# Happy Times



## GreenGuro (Aug 22, 2012)

Sitting outside baked as hell, on cheap weed wondering what the rest of guys are smoking and how the potency is!


----------



## ddimebag (Aug 22, 2012)

i got some Powerplant...commercial grade, not home grown. It's mediocre. I also got some commercial grade Amnesia Haze which for ONCE is harvested on time, and not ten days early. This one is probably the best I can buy locally, but still not connoisseur ganja. I got some qleaner crosses, columbian gold crosses and bugglegum x durban coming soon though...


----------



## GreenGuro (Aug 23, 2012)

ddimebag said:


> i got some Powerplant...commercial grade, not home grown. It's mediocre. I also got some commercial grade Amnesia Haze which for ONCE is harvested on time, and not ten days early. This one is probably the best I can buy locally, but still not connoisseur ganja. I got some qleaner crosses, columbian gold crosses and bugglegum x durban coming soon though...

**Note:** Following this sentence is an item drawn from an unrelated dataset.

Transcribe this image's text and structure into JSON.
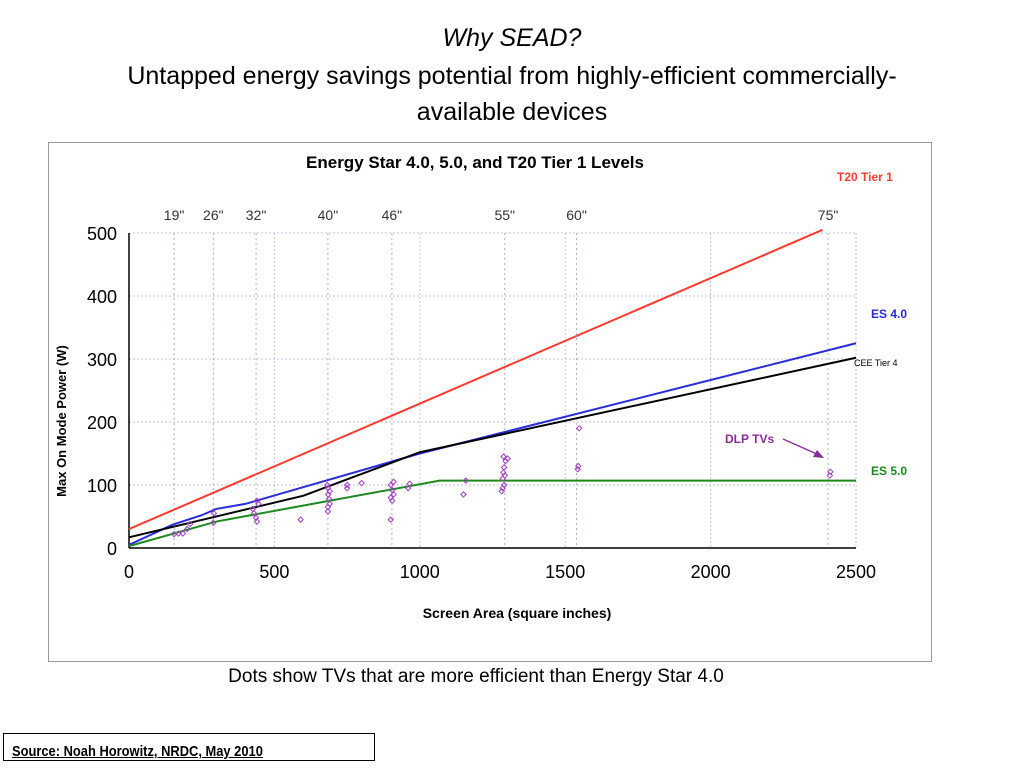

There is a lot of good things coming your way I'd say. Man I wish we had proper dealers where I live getting tired of the seed sticks fan leaves and tiny bud mix the bastards keep selling us.


----------



## manihar234 (Aug 28, 2012)

happy times is a celebrated for us its gives the times of happy and really enjoying for this times.


----------



## gaztron3030 (Aug 28, 2012)

watching peep show on a random sativa strain. nice couchlocked mellow stone. just checked on my indica girls and they look happy so Im a happy chappy. Hope you peeps are happy whatever you are smowkin


----------



## futureprospects (Aug 30, 2012)

smoking some blue dream right now that I got in the mail.... its awesome!


----------



## futureprospects (Aug 30, 2012)

oh and tonight I will bust out the Hindu kush ahh i love weed!


----------



## mikeandnaomi (Aug 31, 2012)

Girl Scout Cookies. Its about 24% with a 1.4% CBD.


GreenGuro said:


> Sitting outside baked as hell, on cheap weed wondering what the rest of guys are smoking and how the potency is!


----------